Case 1: A 2-year-old male with no prior medical history presented to the emergency room with a 3-week history of constant headache and daily vomiting. Computed tomography (CT) and subsequent magnetic resonance imaging (MRI) of the brain [ Figure 1 ] showed a minimally enhancing mass in the fourth ventricle, which extended out through the foramen of Luschka on the left. There was associated supratentorial hydrocephalus. He had no evidence of spinal metastasis on MRI of the spine. There was no papilledema on the fundoscopic exam. He underwent placement of a right frontal external ventricular drain (EVD) and gross total resection of the tumor through a modified telovelar approach at the same time. The pathology was consistent with a grade II ependymoma. Postoperatively, the ventricular drain was unable to be weaned, and he underwent ventriculoperitoneal shunt placement without complication 1.5 weeks after initial surgery.

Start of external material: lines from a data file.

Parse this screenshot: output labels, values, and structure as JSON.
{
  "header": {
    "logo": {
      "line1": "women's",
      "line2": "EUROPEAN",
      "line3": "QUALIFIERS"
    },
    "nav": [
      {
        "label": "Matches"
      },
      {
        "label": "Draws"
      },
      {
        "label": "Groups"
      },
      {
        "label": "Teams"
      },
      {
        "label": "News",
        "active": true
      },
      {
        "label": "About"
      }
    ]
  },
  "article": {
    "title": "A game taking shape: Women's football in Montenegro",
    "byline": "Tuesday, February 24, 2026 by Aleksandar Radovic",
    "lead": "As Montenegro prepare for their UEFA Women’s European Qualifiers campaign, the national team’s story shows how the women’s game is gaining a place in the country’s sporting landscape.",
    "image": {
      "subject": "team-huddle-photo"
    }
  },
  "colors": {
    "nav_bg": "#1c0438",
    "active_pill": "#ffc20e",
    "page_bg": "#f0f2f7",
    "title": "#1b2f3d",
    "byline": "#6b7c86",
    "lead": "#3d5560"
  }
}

He was eating and ambulatory after recovery. He went on to radiation therapy.

Figure 1

Magnetic resonance images of patient described in case 1. (a) Sagittal precontrast. (b) Axial fluid-attenuated inversion recovery. (c) Axial postcontrast


Case 2: A 9-year-old male with no prior medical history presented to an outside hospital emergency room with 2 weeks of progressive headaches and 1-day of vomiting. A CT of the head showed a posterior fossa mass. MRI of the brain [ Figure 2 ] showed an enhancing fourth ventricular tumor with associated metastatic lesions throughout both cerebellar hemispheres and supratentorial hydrocephalus. There was no evidence of spinal metastasis. Fundoscopic exam was positive for papilledema. He underwent placement of a right frontal EVD and resection of the fourth ventricular mass through a modified telo-velar approach at the same time. The infiltrative lesions in the cerebellum were not resected. The pathology was consistent with medulloblastoma. Postoperatively, his EVD was weaned over the course of 2 weeks and removed. He did not require permanent cerebrospinal fluid diversion. He was discharged home after recovery and went on for adjuvant radiation therapy.

Figure 2

Magnetic resonance images of patient described in case 2. (a) Sagittal precontrast. (b) Axial fluid-attenuated inversion recovery. (c) Axial postcontrast



Central nervous system tumors are the most common solid tumors in children, and they predominantly occur in the posterior fossa.[ 7 ] Due to the anatomic relationships of these tumors to cerebrospinal fluid (CSF) drainage pathways, hydrocephalus is common, occurring in 71–90% of children with posterior fossa tumors.[ 11 ] Hydrocephalus after tumor resection occurs in 10–36% of cases,[ 2 4 ] with a worldwide average of 30%.[ 10 ]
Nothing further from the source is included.